Sunday, December 28, 2014

Lego Sandcrawler Timelapse

With a little help from the boys we built the Lego Star Wars Sandcrawler set this weekend. Here is a time-lapse of the 3296 piece build.

This is Lego set 75059.

We built it over 3 days.

The most tedious was the 304 treads for the 8 tracks for the 4 legs of the crawler.

Don't be surprised if I order RC motors next to motorize this ;-)

Thursday, December 11, 2014

Apple Watch Ideas

Like many iOS devs, I am playing around with Apple Watch ideas. As with most things, I have no shortage of ideas. It's the implementation that is always the hard part.
Now, why can implementation be hard? I think because we try for perfection too often.

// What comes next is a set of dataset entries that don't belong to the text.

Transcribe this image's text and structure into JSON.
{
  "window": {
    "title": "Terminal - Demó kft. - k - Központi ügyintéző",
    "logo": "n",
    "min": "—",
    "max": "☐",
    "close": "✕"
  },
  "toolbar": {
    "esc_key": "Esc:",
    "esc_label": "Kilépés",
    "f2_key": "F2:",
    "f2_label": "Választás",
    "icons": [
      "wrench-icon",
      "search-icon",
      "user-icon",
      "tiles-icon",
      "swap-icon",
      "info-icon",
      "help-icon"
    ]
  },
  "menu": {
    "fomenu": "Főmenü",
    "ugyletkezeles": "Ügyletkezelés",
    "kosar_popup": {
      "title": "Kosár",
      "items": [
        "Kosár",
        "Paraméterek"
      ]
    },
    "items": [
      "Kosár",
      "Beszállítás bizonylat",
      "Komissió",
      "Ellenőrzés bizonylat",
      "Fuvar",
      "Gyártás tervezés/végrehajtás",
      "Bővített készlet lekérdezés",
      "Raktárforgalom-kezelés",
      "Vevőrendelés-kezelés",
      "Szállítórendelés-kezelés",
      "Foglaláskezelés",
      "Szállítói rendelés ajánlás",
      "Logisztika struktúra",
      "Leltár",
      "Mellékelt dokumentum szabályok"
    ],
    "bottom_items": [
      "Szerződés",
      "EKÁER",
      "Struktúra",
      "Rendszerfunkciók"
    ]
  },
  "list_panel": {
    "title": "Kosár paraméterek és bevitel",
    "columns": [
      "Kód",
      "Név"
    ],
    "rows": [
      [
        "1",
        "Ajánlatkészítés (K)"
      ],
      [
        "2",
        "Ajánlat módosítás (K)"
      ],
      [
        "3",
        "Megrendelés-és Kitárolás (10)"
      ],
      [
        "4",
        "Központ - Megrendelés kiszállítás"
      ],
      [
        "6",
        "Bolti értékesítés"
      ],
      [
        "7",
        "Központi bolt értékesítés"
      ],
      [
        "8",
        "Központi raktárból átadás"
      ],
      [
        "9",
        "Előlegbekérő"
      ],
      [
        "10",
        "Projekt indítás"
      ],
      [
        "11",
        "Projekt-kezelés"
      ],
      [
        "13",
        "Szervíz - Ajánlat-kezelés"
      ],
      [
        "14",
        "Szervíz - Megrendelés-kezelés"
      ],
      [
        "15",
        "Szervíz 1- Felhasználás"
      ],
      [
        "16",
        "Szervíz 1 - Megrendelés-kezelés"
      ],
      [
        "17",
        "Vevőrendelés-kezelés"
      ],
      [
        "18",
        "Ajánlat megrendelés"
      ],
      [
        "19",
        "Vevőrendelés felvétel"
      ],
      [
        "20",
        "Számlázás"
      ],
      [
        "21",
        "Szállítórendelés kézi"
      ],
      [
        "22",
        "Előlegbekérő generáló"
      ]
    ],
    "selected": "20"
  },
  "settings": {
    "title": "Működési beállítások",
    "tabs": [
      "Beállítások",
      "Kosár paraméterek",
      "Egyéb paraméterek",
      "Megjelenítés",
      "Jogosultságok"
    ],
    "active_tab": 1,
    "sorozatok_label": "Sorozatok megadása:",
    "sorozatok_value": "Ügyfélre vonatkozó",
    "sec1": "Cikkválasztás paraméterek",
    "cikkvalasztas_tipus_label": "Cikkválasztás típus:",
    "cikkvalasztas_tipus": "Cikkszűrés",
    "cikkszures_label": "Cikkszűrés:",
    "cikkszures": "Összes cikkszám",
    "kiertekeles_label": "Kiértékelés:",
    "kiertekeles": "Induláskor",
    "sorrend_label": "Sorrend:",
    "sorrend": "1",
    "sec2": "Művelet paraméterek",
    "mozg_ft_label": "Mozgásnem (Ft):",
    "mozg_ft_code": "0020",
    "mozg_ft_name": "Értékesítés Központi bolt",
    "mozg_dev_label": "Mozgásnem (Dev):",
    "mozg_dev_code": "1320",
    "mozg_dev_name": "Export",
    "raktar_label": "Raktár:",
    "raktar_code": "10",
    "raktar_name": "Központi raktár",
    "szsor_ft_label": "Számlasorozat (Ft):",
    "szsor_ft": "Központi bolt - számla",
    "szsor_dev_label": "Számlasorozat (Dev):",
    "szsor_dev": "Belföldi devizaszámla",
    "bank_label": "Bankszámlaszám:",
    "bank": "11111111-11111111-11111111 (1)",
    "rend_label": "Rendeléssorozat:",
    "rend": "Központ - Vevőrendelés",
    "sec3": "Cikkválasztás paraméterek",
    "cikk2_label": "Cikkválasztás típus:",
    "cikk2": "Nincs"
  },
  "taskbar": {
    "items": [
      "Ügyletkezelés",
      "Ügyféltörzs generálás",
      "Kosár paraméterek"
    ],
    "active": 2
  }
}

Many devs I have spoken with, and myself included, come up with lots of features that we can add. Heck, everyone does this. Name a piece of software you could not make better with a couple features you'd love.

The problem when you are the product designer, graphic artist, programmer, and every other hat needed to ship your own product, is that you need to decide what to cut and when to ship. The inability to cut is one impediment to actually shipping.

As devs we want our apps to be perfect and have lots of neat features we would want. It has to be just right with tip-top graphics. It should have iCloud support, custom UI controls, support multiple languages, have accessibility, and the list goes on. All these things might be great but does the app really need it?

At times I have been parallelized by feature bloat as I design some apps and hence they never get built and never ship. I call this app day dreaming. Boy, wouldn't it be cool?

For example, recently I started to think about some apps I could build for smart watches. Some are for laughs with my two boys, some are jokes with coworkers as we batted around ideas, and some would solve problems I have which I would rather solve with a watch than a phone.

Like any project, I decided to capture these ideas and start to estimate how long I thought they would take. As I started to add features to the list for each app it grew longer and longer and the timeline started to crush my excitement.

As I waited for the Apple WatchKit to be released for development I started to say, maybe these ideas would not even be possible. So, I just planned more and made contingencies, "If Apple gives us support for this, then I can do this idea." etc.

Then the WatchKit came out and I realized I could actually do most of my ideas. Let's start in. But then reality hit. How am I going to build this feature set out?
  • Full iOS App to support the Watch App?
  • Ads to provide a trickle of revenue if the app gets traction?
  • In-App Purchase to add additional features/themes so I can hope to get paid a bit for my work?
  • Fully featured ability to edit content on the Watch?
  • Storage of content?
  • Graphics?
This is a lot of work for one person to pull together in their "spare" time. We all know how much of that we have.

While getting down from the work load ahead I was listening to the App Business Podcast. In particular, the episode ABP115 – Michael Dowell of App Indulge. During this episode, and others recently, I realized I am complicating things too much. 

How many of these features did I really need?
Could I design the apps differently to reduce the work but keep features?

So I started to look at how I can trim one app in particular:
  • First off, drop the content editor.
    • Instead: supply templates for users to fill in their information.
  • Drop the in-app purchase for themes.
    • Instead: re-package the app for each theme and release an app per theme instead of one app that can download the themes. Less work to create downloadable content. Increased SEO with the name of the theme being in the app name and app description.
  • Move content editing into the templates as much as possible. Then move what can not be in a template into the iOS Companion App. Then leave the remaining for the Watch. Thereby simplifying the app on the Watch which makes it easier to use and less complicated to code.
Applying this strategy to several of my ideas means I will ship more apps that do less. That is fine, since my research indicates that you have very little time to get a customer to decide if they are going to buy/download your app. So I need to optimize the discovery time and effort for ROI which means simpler apps, with streamlined descriptions in the AppStore so I can hope to capture the most customers possible.

With the AppStore having so many apps it does not pay, from what I can tell, for a single person or small shop to spend a lot of time on adding features in their app when their app may never sell enough to pay for the cost of development, let alone living expenses.

So, let's see how this experiment works as I find spare cycles to write a couple apps to scratch my itch.